At least 18 cholera cases have recently been confirmed in Ntoroko district following massive displacement of residents by floods.
According to Ntoroko MP Martin Mugara, the patients were admitted to Ntoroko health Center II. He said 10 of the patients were discharged on Monday.
Mugara said over 1,000 families had been displaced by the floods. When New Vision visited the area early this week, the displaced people said the floods have been on since August 2012 when River Semiliki burst its banks, displacing people in four sub counties of Bweramure, Butungama, Rwebisengo, and Kanaala.
Muhereza Kajumba, 63, Kyombe village Bweramure sub county said "The pit latrines were submerged in water; we resort to defecate anywhere. Subsequently water born dieses spread however this exposes the community to diarrhea and other dieses. Stagnant water has a condusive environment for mosquitoes."
The New Vision used a dugout canoe and a raft made of water reeds to access the scattered affected communities off the landing site.

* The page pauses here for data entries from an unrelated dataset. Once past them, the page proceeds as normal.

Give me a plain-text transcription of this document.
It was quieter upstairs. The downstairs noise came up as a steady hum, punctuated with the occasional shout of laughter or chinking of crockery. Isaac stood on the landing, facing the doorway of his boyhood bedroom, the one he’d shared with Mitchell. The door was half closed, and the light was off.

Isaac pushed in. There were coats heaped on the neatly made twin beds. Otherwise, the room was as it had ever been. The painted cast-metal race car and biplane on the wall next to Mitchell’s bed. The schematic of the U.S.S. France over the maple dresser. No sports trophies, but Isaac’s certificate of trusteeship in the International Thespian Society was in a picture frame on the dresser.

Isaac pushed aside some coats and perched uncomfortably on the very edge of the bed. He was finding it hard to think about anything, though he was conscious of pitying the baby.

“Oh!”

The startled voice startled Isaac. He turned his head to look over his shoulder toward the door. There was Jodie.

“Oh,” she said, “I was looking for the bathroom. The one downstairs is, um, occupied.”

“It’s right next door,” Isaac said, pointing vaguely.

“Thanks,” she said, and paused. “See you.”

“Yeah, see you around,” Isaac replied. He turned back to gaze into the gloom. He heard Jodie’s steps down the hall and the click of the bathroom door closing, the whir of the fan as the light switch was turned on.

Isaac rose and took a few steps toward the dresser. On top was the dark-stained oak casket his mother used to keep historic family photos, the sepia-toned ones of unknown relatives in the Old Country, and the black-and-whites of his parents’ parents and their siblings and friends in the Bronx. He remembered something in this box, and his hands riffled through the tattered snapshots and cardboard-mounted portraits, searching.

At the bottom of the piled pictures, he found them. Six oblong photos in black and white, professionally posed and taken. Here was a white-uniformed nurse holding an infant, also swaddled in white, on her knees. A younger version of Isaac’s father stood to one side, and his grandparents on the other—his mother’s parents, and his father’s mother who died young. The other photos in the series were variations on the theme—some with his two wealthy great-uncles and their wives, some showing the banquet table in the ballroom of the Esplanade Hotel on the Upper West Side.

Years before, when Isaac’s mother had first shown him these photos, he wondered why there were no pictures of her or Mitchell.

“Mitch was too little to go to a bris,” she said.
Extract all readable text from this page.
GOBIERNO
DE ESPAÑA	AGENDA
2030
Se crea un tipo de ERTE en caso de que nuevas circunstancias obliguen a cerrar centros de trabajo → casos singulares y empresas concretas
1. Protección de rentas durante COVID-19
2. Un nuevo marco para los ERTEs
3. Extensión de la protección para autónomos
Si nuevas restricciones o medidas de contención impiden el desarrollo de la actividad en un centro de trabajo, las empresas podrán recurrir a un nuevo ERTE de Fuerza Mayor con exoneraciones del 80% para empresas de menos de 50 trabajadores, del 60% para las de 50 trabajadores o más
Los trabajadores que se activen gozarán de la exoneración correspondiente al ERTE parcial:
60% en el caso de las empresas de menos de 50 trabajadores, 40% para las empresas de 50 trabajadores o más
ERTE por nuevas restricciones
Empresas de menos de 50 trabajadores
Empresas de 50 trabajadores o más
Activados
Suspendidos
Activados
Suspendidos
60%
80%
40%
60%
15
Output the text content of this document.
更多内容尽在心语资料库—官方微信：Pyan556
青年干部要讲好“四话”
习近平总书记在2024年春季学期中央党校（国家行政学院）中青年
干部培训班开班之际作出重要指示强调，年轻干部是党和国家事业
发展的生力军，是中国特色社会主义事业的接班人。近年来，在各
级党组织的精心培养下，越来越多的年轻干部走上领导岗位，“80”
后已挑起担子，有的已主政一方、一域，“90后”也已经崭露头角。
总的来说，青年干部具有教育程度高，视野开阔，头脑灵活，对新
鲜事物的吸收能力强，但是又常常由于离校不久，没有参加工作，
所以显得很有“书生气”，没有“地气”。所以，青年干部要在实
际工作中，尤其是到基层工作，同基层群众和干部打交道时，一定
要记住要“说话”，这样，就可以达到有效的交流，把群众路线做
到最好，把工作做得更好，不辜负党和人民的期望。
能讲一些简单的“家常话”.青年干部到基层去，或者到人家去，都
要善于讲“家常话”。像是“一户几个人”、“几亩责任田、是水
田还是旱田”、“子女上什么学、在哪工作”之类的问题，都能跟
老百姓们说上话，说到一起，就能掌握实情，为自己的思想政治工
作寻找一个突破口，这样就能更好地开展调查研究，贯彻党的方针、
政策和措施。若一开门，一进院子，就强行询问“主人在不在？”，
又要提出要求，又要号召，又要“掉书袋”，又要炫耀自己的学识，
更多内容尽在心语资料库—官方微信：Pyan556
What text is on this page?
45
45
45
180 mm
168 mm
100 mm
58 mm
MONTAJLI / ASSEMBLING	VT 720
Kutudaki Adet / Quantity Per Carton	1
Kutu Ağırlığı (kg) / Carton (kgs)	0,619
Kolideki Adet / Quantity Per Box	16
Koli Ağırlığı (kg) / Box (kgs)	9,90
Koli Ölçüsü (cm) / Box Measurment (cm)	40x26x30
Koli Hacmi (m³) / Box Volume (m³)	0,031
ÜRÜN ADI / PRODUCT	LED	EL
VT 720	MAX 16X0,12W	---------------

Passengers pay between sh2,000 -1000 for the boat to cross the water, to the landing site, while those who can't afford to pay endure to un dress and wade through the stagnant water which is exposes them to diseases and snakes.
People in the three affected sub counties are largely cattle keepers, while others living along banks of River Semuliki are fisher mongers.
The houses are submerged in the water, people live in make shift shelters made of Tarpaulins and polythene bags.
State minister for disaster Musa Ecweru said he had dispatched a team of experts to assess the situation in the affected area.